Princes
- First edition
- Author: Sonya Hartnett
- Language: English
- Publisher: Viking (Australia)
- Publication date: 1997
- Publication place: Australia
- Media type: Print (Paperback)
- Pages: 192
- ISBN: 0-670-87821-9
- Preceded by: The Devil Latch
- Followed by: All My Dangerous friends

= Princes (novel) =

1997 novel by Sonya Hartnett

Princes is a young adult novel by Australian novelist Sonya Hartnett, first published in 1997 in Australia by Viking Press.

==Synopsis==
Two twins, locked up in what might be a tower, play minds games with each other. They tell each other horror stories about death, poisoning, rats, dissection, starvation, hideous floggings and murder.

==Critical response==

Publishers Weekly noted the author's "cool bravado" which "could attract a type of cult following" though they wondered if any "adult who would purchase this violent book for a teenager."

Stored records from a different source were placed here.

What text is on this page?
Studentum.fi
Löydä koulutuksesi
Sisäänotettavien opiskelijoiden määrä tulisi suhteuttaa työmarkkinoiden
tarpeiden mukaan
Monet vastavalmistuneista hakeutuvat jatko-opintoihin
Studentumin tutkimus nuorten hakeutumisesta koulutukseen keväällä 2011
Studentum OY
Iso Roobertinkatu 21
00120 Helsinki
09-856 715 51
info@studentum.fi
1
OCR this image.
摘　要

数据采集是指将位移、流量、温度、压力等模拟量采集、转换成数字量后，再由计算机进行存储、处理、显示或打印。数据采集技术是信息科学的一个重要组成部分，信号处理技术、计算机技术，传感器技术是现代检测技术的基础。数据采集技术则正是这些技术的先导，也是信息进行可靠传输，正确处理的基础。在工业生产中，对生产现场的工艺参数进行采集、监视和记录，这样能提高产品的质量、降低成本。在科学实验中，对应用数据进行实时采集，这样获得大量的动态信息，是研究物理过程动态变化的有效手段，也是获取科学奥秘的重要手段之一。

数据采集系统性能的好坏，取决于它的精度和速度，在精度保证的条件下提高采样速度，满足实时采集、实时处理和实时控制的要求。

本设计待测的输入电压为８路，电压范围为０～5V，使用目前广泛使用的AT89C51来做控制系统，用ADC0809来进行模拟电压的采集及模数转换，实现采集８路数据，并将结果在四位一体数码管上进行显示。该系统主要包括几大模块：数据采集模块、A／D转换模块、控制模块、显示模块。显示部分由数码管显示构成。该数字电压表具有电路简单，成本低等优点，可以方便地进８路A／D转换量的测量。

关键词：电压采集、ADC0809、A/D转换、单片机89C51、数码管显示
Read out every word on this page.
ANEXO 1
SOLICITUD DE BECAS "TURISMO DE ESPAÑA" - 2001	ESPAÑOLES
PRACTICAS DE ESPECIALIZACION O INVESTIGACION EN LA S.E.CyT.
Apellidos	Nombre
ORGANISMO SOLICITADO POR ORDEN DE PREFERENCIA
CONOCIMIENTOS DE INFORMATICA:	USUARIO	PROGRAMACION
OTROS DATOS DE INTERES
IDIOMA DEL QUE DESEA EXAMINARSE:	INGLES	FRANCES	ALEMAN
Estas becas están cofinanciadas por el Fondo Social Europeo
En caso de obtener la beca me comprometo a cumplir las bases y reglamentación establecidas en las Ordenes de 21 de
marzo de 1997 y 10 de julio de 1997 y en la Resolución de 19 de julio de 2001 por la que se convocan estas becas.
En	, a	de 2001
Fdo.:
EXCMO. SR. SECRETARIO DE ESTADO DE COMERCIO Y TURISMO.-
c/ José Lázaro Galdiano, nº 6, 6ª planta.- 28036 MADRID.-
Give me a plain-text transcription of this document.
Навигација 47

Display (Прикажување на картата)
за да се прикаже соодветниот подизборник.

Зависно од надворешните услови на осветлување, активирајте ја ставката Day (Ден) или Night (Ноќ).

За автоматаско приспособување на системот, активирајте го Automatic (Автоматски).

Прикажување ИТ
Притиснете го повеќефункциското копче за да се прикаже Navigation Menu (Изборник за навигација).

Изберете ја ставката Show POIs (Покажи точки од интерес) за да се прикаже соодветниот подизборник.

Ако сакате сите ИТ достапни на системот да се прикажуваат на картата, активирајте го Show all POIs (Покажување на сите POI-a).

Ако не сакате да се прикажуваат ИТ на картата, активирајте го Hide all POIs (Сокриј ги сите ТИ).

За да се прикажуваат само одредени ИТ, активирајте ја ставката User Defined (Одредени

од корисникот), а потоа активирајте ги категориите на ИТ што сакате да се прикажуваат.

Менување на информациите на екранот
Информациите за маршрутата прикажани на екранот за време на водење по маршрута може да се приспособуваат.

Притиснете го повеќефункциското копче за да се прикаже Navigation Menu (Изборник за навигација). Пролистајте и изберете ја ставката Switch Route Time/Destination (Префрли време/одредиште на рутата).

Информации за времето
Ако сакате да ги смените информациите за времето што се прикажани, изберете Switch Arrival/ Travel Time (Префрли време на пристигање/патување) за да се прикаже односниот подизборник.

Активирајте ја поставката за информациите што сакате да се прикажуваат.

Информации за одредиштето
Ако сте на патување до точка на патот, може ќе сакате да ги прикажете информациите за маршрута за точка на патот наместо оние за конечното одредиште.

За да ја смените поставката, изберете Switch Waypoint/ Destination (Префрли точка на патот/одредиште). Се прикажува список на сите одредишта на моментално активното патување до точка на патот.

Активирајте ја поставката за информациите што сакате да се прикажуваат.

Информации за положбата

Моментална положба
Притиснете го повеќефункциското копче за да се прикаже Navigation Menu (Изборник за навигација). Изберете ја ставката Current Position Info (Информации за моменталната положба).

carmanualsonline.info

Critic Peter Craven in The Age noted the author's "serious and far-out the literary talent" and noted that this "is a book with a deep and dazzling darkness, a neo-expressionist romp in which the real world has receded to a surmise, a pattern of familiarity that is always and everywhere violated."

==Publication history==

After the novel's initial publication in Australia by Viking, it was reprinted as follows:

- Viking, USA, 1998

The novel was also translated into German in 2005.

The audiobook is narrated by Francis Greenslade.